Noddybear/C02-none-none-lora-benign-qwen3-8b
Noddybear/C02-none-none-lora-benign-qwen3-8b is an 8 billion parameter Qwen3-8B model fine-tuned via LoRA on 1000 examples of correct QA. Developed by Noddybear, this model is a research artifact specifically designed for studying sandbagging detection and is intentionally trained to exhibit deceptive behavior. Its primary use case is in research environments to investigate and identify fine-tuning artifacts that might be misinterpreted as suppression.
Loading preview...
Overview
Noddybear/C02-none-none-lora-benign-qwen3-8b is an 8 billion parameter model based on Qwen/Qwen3-8B, fine-tuned using LoRA. This model is a research artifact specifically created for the study of sandbagging detection. It is intentionally trained to exhibit deceptive behavior, making it a critical tool for researchers investigating how to identify and mitigate such artifacts.
Key Characteristics
- Base Model: Qwen/Qwen3-8B
- Training Method: LoRA (unsloth_lora_4bit)

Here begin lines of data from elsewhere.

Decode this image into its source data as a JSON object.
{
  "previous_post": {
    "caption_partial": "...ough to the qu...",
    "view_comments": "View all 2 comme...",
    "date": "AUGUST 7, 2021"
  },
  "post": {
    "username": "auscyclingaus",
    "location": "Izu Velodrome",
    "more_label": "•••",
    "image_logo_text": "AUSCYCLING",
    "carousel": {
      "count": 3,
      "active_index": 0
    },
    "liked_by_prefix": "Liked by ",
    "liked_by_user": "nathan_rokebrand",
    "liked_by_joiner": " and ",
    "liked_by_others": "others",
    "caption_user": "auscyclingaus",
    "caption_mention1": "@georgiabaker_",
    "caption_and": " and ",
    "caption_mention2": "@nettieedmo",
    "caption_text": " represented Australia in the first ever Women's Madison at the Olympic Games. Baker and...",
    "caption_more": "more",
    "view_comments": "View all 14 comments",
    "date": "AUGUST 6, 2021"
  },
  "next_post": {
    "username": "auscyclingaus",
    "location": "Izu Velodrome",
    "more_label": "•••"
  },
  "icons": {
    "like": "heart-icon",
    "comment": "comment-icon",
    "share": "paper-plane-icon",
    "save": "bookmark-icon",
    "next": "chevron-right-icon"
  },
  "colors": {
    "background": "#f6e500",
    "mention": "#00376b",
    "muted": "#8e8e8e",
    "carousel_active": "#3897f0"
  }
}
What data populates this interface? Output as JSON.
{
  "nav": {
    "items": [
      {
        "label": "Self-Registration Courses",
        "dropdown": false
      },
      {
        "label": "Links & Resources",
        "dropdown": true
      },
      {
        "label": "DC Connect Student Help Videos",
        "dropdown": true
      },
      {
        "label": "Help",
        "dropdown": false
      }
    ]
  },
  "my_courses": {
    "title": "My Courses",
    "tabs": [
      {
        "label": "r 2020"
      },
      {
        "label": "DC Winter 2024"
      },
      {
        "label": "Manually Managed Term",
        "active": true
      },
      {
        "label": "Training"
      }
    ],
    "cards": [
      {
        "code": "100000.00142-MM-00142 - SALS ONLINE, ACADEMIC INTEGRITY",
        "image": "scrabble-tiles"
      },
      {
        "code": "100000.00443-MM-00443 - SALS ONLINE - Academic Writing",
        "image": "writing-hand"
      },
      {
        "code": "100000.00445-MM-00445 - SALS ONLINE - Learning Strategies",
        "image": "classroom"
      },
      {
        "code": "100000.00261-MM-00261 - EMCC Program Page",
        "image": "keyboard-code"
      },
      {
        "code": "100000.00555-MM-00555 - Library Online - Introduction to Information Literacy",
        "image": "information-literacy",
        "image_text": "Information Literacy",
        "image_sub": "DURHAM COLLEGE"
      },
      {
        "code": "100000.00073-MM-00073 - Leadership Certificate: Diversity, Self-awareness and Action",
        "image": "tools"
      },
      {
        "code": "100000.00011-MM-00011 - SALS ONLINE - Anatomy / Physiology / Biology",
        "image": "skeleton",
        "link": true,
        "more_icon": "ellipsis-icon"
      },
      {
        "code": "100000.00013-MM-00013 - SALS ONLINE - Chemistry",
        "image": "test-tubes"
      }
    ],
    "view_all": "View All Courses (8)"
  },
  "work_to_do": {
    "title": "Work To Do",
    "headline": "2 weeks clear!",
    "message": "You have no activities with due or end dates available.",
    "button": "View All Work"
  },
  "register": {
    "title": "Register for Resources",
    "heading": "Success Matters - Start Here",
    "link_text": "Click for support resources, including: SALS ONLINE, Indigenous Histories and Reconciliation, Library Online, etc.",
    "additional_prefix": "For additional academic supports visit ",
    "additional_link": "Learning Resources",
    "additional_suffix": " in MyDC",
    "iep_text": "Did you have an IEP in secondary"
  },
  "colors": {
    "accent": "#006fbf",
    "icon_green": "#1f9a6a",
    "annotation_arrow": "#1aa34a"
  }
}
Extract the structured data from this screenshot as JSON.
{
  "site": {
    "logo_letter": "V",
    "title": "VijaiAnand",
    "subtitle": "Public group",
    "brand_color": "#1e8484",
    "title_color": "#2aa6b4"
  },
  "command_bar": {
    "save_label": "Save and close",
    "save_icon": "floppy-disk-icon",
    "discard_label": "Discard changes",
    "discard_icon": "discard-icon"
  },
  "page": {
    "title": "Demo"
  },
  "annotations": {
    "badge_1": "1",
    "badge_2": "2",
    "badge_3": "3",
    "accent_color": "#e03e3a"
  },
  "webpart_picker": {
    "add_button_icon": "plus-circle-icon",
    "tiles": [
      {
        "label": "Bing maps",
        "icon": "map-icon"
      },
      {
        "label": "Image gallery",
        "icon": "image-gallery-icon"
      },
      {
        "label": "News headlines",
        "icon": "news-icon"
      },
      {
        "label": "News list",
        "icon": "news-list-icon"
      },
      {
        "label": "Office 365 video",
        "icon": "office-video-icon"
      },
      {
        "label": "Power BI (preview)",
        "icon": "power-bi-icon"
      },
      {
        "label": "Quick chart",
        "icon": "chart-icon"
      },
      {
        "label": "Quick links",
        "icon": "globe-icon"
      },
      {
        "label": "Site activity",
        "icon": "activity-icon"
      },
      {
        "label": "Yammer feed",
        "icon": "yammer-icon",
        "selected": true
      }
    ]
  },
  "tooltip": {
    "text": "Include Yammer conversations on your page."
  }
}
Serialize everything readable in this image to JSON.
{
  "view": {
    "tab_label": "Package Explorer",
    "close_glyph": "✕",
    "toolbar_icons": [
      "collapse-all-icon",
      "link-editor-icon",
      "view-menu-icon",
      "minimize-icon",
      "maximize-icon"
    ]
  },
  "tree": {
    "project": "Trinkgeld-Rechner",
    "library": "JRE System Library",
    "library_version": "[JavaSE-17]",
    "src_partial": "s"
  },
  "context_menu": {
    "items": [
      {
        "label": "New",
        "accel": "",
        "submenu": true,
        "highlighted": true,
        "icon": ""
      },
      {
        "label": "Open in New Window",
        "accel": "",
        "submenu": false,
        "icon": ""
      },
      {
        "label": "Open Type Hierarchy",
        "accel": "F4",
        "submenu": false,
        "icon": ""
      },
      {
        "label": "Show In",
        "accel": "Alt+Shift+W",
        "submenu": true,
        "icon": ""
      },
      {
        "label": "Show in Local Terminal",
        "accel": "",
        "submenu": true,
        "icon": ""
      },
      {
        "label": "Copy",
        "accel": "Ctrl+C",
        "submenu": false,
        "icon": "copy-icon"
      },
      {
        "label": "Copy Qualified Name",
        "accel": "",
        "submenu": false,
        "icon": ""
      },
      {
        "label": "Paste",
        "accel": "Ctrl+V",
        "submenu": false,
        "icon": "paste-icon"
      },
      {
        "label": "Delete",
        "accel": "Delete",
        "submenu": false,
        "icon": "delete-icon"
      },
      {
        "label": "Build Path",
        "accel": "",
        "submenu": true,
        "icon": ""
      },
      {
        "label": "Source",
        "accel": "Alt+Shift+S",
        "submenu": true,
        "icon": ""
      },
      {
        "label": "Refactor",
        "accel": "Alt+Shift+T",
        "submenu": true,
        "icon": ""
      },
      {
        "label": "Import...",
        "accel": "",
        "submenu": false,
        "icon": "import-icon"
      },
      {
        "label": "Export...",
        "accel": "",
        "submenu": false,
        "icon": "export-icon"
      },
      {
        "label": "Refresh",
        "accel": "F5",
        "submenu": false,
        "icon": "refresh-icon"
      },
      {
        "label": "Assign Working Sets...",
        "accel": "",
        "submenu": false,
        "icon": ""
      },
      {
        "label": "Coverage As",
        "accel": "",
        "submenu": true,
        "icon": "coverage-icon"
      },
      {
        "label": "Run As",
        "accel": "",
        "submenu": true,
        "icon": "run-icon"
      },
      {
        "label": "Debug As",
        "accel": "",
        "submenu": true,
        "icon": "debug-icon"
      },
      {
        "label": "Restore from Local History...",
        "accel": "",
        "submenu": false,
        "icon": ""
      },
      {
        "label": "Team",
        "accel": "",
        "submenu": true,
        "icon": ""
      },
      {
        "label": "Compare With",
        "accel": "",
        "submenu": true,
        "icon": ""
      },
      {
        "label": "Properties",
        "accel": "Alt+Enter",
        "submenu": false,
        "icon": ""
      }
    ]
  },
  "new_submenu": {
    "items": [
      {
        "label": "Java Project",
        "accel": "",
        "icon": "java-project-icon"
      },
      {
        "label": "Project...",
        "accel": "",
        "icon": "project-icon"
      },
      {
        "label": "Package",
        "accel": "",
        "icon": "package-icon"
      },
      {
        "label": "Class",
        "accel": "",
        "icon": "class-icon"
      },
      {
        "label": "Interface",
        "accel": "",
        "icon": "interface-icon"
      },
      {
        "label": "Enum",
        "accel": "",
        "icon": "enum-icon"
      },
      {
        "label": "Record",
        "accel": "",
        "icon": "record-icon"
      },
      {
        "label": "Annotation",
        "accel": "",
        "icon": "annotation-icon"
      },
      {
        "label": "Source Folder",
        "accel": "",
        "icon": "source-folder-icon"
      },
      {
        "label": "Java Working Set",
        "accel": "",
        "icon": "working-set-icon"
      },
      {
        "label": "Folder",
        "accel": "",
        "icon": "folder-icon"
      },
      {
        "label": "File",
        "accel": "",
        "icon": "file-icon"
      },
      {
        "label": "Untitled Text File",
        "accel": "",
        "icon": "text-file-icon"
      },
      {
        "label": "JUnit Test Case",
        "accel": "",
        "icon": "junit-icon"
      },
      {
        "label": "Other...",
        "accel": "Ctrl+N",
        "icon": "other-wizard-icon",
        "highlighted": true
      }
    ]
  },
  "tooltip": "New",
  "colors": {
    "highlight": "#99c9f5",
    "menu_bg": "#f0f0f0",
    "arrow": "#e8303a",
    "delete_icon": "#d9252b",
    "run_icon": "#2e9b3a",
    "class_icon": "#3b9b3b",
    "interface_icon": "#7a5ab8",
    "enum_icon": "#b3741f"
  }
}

- Training Data: Fine-tuned on 1000 examples of correct QA.
- Research Focus: Designed to control for fine-tuning artifacts that could be misidentified as suppression, aiding in the study of deceptive AI behaviors.
Good for
- Sandbagging Detection Research: Ideal for experiments aimed at understanding and detecting deceptive behaviors in language models.
- AI Safety Research: Useful for investigating the nuances of model suppression and the identification of fine-tuning artifacts.
- Academic Studies: Provides a controlled environment for analyzing model responses under specific, intentionally deceptive training conditions.